Some thirteen years later, Moonstone remains the official Kolchak publisher for comic books, short stories and even some new novels. To date, they have published more than 40 Kolchak titles. The decision was made early on to follow the Kolchak universe established in Grave Secrets, a Los Angeles setting that allowed for an embracing of the sensibilities of the original novels, the TV movies and the series while also allowing for experimentation and expansion. The first comic book, Jeff's adaptation of the original novel, appeared in 2002 -- thirty years after the TV movie aired. It was followed that same year by Fever Pitch, an original story by Stuart M. Kaminsky and "Get of Belial," an adaptation of the unfilmed Kolchak: The Night Stalker episode. In 2004, those three comic books, along with Stefan Petrucha's "Mask of Moment," were collected in a trade paperback published with my introduction as Kolchak: The Night Stalker, Volume One.
That same year, 2004, saw the publication of the comic books Devil in the Details, another Stefan Petrucha story, and Lambs to the Slaughter, with a story by Gentile and me. Lambs to the Slaughter and the adaptation of the unfilmed Kolchak: The Night Stalker episode "Eve of Terror" were collected in the 2008 trade paperback, Sound of Fear.
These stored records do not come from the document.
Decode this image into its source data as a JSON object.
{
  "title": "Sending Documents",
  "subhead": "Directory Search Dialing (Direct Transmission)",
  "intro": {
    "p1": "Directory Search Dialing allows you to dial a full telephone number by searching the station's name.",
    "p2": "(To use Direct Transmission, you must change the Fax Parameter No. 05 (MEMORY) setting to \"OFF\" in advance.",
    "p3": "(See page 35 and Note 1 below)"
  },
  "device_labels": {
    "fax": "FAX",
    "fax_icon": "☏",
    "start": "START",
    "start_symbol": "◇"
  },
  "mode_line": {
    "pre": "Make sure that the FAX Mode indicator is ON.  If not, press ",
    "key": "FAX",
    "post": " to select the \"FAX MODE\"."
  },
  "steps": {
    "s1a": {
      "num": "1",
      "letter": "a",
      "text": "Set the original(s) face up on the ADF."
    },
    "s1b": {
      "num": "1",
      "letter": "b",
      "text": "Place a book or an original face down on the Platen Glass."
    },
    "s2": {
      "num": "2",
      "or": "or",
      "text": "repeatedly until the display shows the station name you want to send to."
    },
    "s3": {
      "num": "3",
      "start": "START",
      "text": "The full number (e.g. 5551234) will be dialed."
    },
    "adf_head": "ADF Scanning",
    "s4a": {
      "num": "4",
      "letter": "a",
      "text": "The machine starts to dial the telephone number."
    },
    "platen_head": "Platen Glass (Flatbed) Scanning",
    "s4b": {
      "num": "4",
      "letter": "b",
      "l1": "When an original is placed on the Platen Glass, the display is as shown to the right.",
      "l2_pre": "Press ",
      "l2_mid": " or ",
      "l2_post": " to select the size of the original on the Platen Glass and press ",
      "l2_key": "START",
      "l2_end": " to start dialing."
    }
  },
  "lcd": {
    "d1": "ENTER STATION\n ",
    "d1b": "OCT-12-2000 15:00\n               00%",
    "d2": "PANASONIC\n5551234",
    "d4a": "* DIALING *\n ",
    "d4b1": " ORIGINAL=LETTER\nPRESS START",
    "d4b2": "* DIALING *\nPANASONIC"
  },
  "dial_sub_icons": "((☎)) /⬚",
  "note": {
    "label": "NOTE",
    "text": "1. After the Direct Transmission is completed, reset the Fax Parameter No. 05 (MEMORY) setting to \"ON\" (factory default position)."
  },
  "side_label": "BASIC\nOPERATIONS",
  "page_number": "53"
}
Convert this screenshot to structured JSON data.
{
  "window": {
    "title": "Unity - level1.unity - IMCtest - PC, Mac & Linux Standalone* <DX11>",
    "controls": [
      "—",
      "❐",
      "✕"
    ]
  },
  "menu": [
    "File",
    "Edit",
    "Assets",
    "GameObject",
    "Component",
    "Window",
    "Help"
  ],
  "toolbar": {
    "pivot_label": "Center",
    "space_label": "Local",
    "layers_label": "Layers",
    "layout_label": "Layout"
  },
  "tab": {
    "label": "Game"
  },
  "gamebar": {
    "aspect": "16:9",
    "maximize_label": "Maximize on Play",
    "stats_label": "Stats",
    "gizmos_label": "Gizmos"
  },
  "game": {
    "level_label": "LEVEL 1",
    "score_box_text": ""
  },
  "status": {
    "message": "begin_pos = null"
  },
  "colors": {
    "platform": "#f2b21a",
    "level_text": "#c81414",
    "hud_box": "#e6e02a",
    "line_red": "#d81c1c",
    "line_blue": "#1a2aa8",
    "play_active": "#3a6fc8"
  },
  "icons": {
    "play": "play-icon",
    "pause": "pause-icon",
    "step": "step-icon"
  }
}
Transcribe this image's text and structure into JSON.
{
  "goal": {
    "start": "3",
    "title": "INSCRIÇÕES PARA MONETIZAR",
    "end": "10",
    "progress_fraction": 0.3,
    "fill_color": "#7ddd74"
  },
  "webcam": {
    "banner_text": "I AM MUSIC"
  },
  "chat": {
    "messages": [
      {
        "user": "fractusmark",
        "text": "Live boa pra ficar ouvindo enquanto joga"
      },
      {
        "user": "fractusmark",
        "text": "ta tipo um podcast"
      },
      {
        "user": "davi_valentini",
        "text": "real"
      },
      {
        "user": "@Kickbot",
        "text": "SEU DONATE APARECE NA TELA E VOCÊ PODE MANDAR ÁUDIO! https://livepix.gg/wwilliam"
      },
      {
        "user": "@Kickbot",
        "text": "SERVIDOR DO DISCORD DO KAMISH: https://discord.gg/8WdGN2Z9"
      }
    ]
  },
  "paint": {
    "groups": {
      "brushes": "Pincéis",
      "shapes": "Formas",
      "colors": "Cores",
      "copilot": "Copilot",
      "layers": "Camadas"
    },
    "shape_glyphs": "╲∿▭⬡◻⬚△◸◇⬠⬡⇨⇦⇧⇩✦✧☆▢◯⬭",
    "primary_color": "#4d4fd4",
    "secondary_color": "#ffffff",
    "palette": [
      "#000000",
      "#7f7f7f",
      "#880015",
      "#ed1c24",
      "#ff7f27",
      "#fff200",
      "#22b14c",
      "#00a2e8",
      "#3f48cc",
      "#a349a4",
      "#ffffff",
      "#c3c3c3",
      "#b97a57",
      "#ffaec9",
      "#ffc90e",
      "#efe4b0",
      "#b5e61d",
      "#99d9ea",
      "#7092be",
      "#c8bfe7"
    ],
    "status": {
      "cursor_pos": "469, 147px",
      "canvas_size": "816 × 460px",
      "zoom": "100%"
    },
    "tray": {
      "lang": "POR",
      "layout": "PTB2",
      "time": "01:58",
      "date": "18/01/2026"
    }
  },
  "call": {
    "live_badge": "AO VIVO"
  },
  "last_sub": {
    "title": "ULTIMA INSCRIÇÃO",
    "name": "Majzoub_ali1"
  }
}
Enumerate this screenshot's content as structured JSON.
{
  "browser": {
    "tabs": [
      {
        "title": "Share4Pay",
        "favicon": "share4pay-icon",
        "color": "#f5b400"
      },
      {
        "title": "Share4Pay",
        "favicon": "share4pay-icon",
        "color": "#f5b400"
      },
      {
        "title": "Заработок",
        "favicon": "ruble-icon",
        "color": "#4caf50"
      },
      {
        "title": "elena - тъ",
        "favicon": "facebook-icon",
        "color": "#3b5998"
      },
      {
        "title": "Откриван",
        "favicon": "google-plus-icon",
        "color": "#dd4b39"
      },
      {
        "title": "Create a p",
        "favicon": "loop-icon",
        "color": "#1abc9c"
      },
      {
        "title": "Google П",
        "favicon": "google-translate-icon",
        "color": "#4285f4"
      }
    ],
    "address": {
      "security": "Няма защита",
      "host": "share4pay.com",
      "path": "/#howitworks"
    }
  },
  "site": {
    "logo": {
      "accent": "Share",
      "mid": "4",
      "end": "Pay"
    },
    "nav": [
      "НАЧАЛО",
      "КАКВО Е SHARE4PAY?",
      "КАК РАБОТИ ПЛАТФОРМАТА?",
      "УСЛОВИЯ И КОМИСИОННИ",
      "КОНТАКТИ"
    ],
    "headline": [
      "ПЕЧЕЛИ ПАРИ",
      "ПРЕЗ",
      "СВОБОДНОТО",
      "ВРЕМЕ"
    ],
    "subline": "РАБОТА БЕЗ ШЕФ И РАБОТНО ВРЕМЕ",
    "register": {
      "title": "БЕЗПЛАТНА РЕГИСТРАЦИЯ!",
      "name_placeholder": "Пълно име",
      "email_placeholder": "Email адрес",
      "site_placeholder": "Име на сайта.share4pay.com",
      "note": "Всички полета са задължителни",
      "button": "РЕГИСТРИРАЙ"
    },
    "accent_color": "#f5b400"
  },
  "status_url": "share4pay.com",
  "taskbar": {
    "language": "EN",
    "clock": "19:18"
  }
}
Many more titles followed, including CJ Henderson's Pain Without Tears and Pain Most Human, as well as several issues of Kolchak: Tales of the Night Stalker, edited by Dave Ulanski.
In 2005, Moonstone got into the short story business, publishing the anthology Kolchak: The Night Stalker Chronicles. It featured 26 stories by the likes of Elaine Bergstrom, Max Allan Collins, P.N. Elrod, Stuart Kaminsky, Ed Gorman, Peter David, Chuck Dixon, Jason Henderson, Richard Valley, Brett Matthews, Clay & Susan Griffith, Richard Dean Starr, Martin Powell, Lou Agulair, Steven Grant, CJ Henderson, James Anthony Kuhoric, Mark Leiran-Young, Gary Phillips, Adi Tantimedh, Fred Van Lente, Robert Weinberg, Gentile, Ulanski and Mike W. Barr. It also included my Barnabas Collins-Carl Kolchak crossover story, "Interview With a Vampire?" That story was turned into a comic book for Kolchak Tales Annual (2009).
A second anthology, Kolchak: The Night Stalker Casebook appeared in 2006, with 17 new stories by Pierce Askegren, Mike Baron, Rachel Caine, Tom DeFalco, P.N. Elrod, John Everson, Gentile, Christopher Golden, Rick Hautala, Elizabeth Massie, John Ostrander, Gray Phillips, James Reasoner, Robert J. Randisi, Richard Dean Starr and Ulanski. This one included my introduction/tribute to Darren McGavin and my novella, "Cancellation." The Chronicles and Casebook anthologies were collected into one hardcover edition, Kolchak: The Night Stalker Compendium, in 2011. Moonstone also published an omnibus edition of Jeff's two novels, The Kolchak Papers, in 2007.
Rounding out the Kolchak shelf is Richard Matheson's Kolchak Scripts, the 2003 Gauntlet publication collection Matheson's screenplays for The Night Stalker, The Night Strangler and the unfilmed The Night Killers (written with William F. Nolan).